2. the preparation method of the functional interlayer according to claim 1 applied to lithium-sulphur cell positive electrode, which is characterized in that Described (1) the electrostatic spinning precursor liquid the preparation method comprises the following steps: according to mass volume ratio be 1:2:2 tetraisopropyl titanate, ethyl alcohol And acetic acid, it weighs tetraisopropyl titanate and is dissolved in the mixed liquor of ethyl alcohol and acetic acid, through 5 ~ 20 min of magnetic agitation, then addition is poly- Vinylpyrrolidone solution continues 1 ~ 2 h of stirring.

3. the preparation method of the functional interlayer according to claim 2 applied to lithium-sulphur cell positive electrode, which is characterized in that The polyvinylpyrrolidonesolution solution concentration is 0.03 ~ 0.17g/ml.

4. the preparation method of the functional interlayer according to claim 1 applied to lithium-sulphur cell positive electrode, which is characterized in that Described (2) the titanium dioxide nanofiber film is infused the preparation method comprises the following steps: the obtained electrostatic spinning precursor liquid of step (1) is added In emitter, after the fiber that Static Spinning silk spinning is obtained dries 12 h at 120 DEG C of vacuum oven, in 450 DEG C of 3 h of calcining, then Naturally it is down to room temperature, obtains TiO₂Nanofiber.

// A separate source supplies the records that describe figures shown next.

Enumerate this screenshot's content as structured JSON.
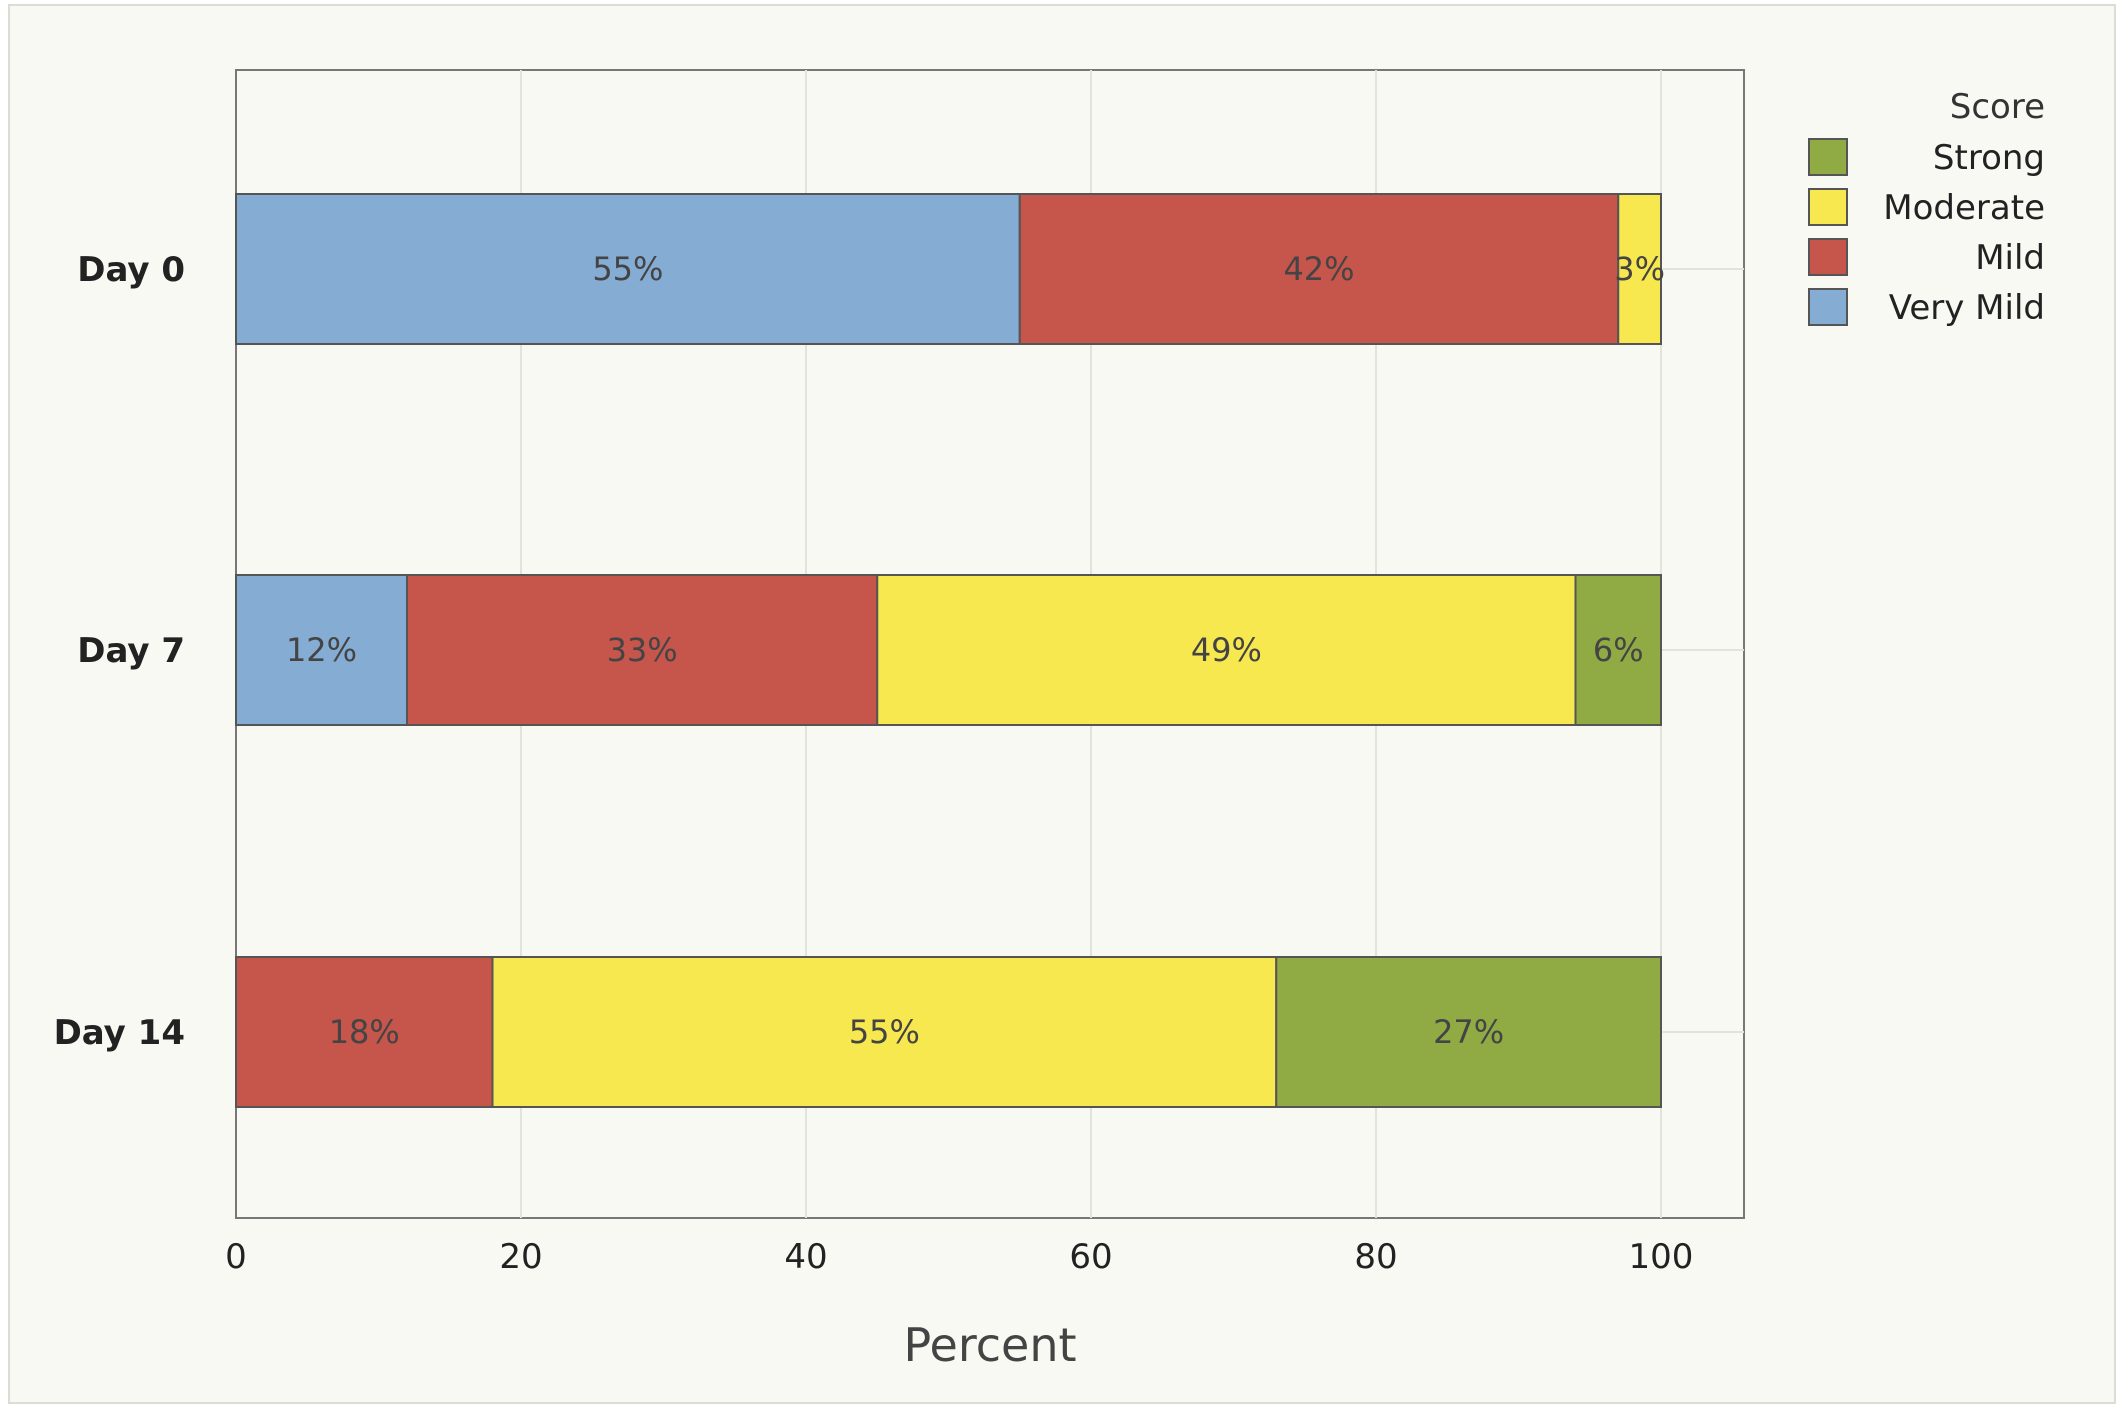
{
  "chart_data": {
    "type": "bar",
    "orientation": "horizontal",
    "stacked": true,
    "categories": [
      "Day 0",
      "Day 7",
      "Day 14"
    ],
    "series": [
      {
        "name": "Very Mild",
        "values": [
          55,
          12,
          0
        ],
        "labels": [
          "55%",
          "12%",
          ""
        ],
        "color": "#85acd3"
      },
      {
        "name": "Mild",
        "values": [
          42,
          33,
          18
        ],
        "labels": [
          "42%",
          "33%",
          "18%"
        ],
        "color": "#c6554b"
      },
      {
        "name": "Moderate",
        "values": [
          3,
          49,
          55
        ],
        "labels": [
          "3%",
          "49%",
          "55%"
        ],
        "color": "#f7e850"
      },
      {
        "name": "Strong",
        "values": [
          0,
          6,
          27
        ],
        "labels": [
          "",
          "6%",
          "27%"
        ],
        "color": "#90ab44"
      }
    ],
    "xlabel": "Percent",
    "ylabel": "",
    "xlim": [
      0,
      106
    ],
    "xticks": [
      0,
      20,
      40,
      60,
      80,
      100
    ],
    "xtick_labels": [
      "0",
      "20",
      "40",
      "60",
      "80",
      "100"
    ],
    "grid": true,
    "legend": {
      "title": "Score",
      "position": "right",
      "order": [
        "Strong",
        "Moderate",
        "Mild",
        "Very Mild"
      ]
    }
  }
}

5. the preparation method of the functional interlayer according to claim 4 applied to lithium-sulphur cell positive electrode, which is characterized in that The electrostatic spinning process parameter are as follows: operating voltage is 10 ~ 15 kV, and adjusting receiver and spinning syringe needle distance is 5 ~ 20 Cm, the rate of outflow of solution are 0.3 ~ 0.8 ml/h.

6. the preparation method of the functional interlayer according to claim 1 applied to lithium-sulphur cell positive electrode, which is characterized in that Described (3) Ag-TiO₂Composite material the preparation method comprises the following steps: by TiO₂Nanofiber immerses AgNO₃High-pressure mercury of the solution in 100W 24 ~ 48 h are irradiated under lamp, are then successively used high purity water and ethanol washing, are calcined 2 ~ 5 at 300 ~ 500 DEG C of Muffle furnace after drying h。

7. the preparation method of the functional interlayer according to claim 6 applied to lithium-sulphur cell positive electrode, which is characterized in that The AgNO₃Solution concentration is 0.0005 ~ 0.002 mol/L.